The Bed Bureau has facilitated a single point of contact for GPs and has improved the experience of suitable patients who can be referred directly for a medical assessment in the MAUs across all the hospitals in the group. These patients avoid the ED altogether and the resources available are utilized in a much more efficient way. The process for referring the patient has been refined to reduce the many steps that were previously used by the GP to refer patients to the MAUs. This leaner process has reduced the variation that existed by standardizing the process for all MAUs in the region.


Managing patient flow and pathways in healthcare is a complex supply chain and the introduction of the Bed Bureau has addressed the requirements for one group of patients, namely those referred by GPs.

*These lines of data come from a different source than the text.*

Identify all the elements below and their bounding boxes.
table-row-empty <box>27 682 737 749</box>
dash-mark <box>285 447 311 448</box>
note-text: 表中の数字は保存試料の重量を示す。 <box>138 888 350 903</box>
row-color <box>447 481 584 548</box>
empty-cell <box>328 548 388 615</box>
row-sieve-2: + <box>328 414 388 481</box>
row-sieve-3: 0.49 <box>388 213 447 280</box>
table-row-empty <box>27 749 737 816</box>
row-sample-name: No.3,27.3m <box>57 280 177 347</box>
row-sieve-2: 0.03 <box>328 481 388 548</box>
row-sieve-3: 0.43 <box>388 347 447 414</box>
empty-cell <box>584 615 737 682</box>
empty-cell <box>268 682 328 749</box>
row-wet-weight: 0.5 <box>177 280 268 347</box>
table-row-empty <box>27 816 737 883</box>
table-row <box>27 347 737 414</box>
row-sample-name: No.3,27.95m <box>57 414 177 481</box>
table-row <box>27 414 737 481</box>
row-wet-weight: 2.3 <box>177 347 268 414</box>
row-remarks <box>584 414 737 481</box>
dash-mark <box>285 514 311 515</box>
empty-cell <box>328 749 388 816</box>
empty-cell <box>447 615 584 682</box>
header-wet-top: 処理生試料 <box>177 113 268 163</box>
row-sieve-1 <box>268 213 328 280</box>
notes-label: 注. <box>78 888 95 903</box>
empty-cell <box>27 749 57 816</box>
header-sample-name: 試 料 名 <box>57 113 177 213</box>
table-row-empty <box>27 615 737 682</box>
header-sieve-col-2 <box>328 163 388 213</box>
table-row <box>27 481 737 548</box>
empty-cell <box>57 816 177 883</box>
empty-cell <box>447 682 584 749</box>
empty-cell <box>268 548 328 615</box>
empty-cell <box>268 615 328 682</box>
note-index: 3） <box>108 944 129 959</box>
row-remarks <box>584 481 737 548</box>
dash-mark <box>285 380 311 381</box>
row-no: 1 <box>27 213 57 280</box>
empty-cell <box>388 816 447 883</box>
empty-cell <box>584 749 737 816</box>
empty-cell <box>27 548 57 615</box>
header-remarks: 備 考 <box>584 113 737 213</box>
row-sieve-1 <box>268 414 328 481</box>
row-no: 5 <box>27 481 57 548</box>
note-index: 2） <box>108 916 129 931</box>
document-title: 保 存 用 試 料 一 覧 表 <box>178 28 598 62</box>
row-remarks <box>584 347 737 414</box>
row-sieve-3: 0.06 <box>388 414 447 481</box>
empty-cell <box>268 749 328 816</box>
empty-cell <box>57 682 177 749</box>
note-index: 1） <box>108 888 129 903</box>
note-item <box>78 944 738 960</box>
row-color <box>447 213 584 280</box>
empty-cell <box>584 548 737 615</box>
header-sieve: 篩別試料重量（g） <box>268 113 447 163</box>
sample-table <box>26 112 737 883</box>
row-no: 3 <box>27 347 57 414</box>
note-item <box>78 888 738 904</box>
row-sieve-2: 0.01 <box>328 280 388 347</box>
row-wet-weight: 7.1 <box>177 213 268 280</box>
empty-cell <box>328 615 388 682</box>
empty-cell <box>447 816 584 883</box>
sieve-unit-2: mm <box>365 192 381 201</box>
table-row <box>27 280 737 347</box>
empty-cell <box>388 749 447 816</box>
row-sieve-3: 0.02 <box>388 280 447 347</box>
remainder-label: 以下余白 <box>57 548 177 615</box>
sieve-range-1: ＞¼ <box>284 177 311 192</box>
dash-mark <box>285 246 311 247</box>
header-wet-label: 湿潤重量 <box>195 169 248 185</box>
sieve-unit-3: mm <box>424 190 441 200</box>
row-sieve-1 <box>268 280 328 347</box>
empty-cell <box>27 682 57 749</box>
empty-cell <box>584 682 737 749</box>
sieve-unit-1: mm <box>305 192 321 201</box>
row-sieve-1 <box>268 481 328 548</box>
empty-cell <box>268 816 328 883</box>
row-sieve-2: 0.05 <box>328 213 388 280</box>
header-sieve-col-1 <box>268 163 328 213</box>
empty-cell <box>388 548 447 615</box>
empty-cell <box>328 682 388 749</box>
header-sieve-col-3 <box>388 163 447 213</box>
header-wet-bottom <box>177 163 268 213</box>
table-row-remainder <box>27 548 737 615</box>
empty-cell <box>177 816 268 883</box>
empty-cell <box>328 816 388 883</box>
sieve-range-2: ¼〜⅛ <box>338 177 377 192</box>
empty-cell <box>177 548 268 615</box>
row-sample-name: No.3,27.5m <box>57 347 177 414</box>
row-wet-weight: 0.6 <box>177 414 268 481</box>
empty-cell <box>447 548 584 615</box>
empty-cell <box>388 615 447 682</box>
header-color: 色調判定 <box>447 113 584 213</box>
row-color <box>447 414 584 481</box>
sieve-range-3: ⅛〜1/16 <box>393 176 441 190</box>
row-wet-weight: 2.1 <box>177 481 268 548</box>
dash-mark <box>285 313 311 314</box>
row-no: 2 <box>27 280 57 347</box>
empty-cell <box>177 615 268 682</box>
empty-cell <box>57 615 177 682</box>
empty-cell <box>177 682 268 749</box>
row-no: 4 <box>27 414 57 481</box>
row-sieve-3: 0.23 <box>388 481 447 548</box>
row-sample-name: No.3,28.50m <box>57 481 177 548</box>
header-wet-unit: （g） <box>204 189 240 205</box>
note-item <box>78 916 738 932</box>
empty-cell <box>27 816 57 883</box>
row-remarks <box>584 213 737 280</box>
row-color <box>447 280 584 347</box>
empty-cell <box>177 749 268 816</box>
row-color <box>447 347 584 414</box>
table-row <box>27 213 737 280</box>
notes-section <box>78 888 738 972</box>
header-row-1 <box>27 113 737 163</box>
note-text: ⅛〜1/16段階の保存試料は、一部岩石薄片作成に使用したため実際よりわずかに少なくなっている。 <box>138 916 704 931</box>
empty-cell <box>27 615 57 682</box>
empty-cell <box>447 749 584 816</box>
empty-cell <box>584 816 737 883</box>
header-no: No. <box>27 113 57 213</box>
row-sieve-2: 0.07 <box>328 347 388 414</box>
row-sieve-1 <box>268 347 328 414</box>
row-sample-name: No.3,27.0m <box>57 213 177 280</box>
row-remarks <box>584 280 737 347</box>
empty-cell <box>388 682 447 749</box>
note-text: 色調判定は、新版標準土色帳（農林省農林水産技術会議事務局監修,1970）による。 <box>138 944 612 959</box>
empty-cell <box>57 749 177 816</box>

The approach of managing GP referrals to reduce overcrowding in the ED at ULHG is pioneering work; nevertheless, we do appreciate that the Bed Bureau may not or cannot address the overall overcrowding issues that arise in EDs nationally or indeed globally. It is widely recognized that there are many other issues contributing to overcrowding. Examples include a lack of acute bed capacity, difficulty in attracting consultants to work (specifically in this case) in the Irish health system and a lack of development and expansion of services in the community, to name but a few. These are major challenges facing hospital supply chains. For those patients who are referred via the Bed Bureau directly, the patient experience time and the patient’s outcome are much improved. Access to the MAUs is much less cumbersome for GPs and the revised pathway through the Bed Bureau is efficient. This allows GPs to give the patient their appointment date and time before they leave their GP surgery. The entire process can take less than a three-minute conversation on the telephone now.